In January 2015, three young women from Louisville set off on a year-long road trip to visit all 50 states. Yes, they had some fun along the 24,000 miles they covered, but their mission was to register 24,000 donors to the registry of Sharing America’s Marrow. SAM was founded by sisters Alex and Sam Kimura and their best friend, Taylor Shorten.
In 2010, when Sam Kimura was diagnosed with severe aplastic anemia, a bone marrow transplant was the only cure for this rare and deadly disease caused by bone marrow failure. The 17-year-old’s best chance of a donor match was her sister.
“I am Sam’s only sibling, but unfortunately I was not a match,” Alex Kimura said, “and unfortunately she didn’t have a match out of the 25 million people on the donor registry either. Thankfully, she was able to have an alternative treatment that has kept her in remission, but she could still relapse at any time and need a transplant.”
Sam Kimura takes about 20 pills a day to stay in remission, “but she gets to live a fairly normal life,” her sister said. “She lives in Denver now and works at First Descents, a nonprofit that takes young adult cancer survivors on adventure trips.”
A graduate of Ballard High School in Louisville and a 2012 grad of Western Kentucky University, Alex Kimura worked at the Livestrong Foundation in Austin, Texas, for a couple of years after college. In April 2014 she came back to Kentucky to start Sharing America’s Marrow for her sister and is the company’s CEO.
“To find a match for Sam, and for the thousands of other patients fighting blood cancer and blood diseases that need transplants, we decided to do something big,” she said. “We became a 501(c)(3) tax-exempt nonprofit, raised over $150,000, created a website, leased a van, and planned 193 bone marrow donor registration events in 2015.”
Young adults 18-26 make the best bone marrow donors, so the SAM team speaks to a lot of Millennials at festivals, breweries and colleges. They’ve worked with campus fraternities and sororities, as well as businesses that encourage employees to get involved with community service, and with patients and their families across the country to host donor registration events.
“All it takes for people to register is filling out a consent form and swabbing their cheek,” Alex Kimura said. “There are many misconceptions about bone marrow and we need people to know that it isn’t as scary or painful as they might think it is.
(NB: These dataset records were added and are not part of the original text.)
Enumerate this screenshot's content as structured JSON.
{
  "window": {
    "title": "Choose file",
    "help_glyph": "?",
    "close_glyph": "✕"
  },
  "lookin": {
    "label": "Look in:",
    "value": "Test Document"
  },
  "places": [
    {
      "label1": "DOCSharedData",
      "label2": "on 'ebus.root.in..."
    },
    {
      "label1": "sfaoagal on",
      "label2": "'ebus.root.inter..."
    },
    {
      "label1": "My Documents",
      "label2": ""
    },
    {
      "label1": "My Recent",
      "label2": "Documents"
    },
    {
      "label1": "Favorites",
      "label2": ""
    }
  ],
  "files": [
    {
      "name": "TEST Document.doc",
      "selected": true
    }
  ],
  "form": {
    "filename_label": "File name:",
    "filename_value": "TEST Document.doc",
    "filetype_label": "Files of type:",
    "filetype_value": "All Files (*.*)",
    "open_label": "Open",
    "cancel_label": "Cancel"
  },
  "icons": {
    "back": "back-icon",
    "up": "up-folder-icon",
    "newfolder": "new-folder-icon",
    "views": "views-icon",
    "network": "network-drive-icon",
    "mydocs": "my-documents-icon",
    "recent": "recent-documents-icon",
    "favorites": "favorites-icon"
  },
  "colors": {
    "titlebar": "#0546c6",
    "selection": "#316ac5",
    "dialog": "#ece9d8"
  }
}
We want people to know that the procedure has changed from how it was in the past, and that it is not like what they might have seen in the movies.”
About 80 percent of donors are asked to donate blood stem cells, a process similar to giving plasma, and 20 percent are asked to give bone marrow through an outpatient procedure.
“A few hours out of your life for the donation could completely cure a patient of the leukemia, lymphoma, sickle cell anemia, or another disease trying to take their life,” Alex Kimura said. “If you do get called to be a match, you might be the one person in the world that could save that patient’s life.”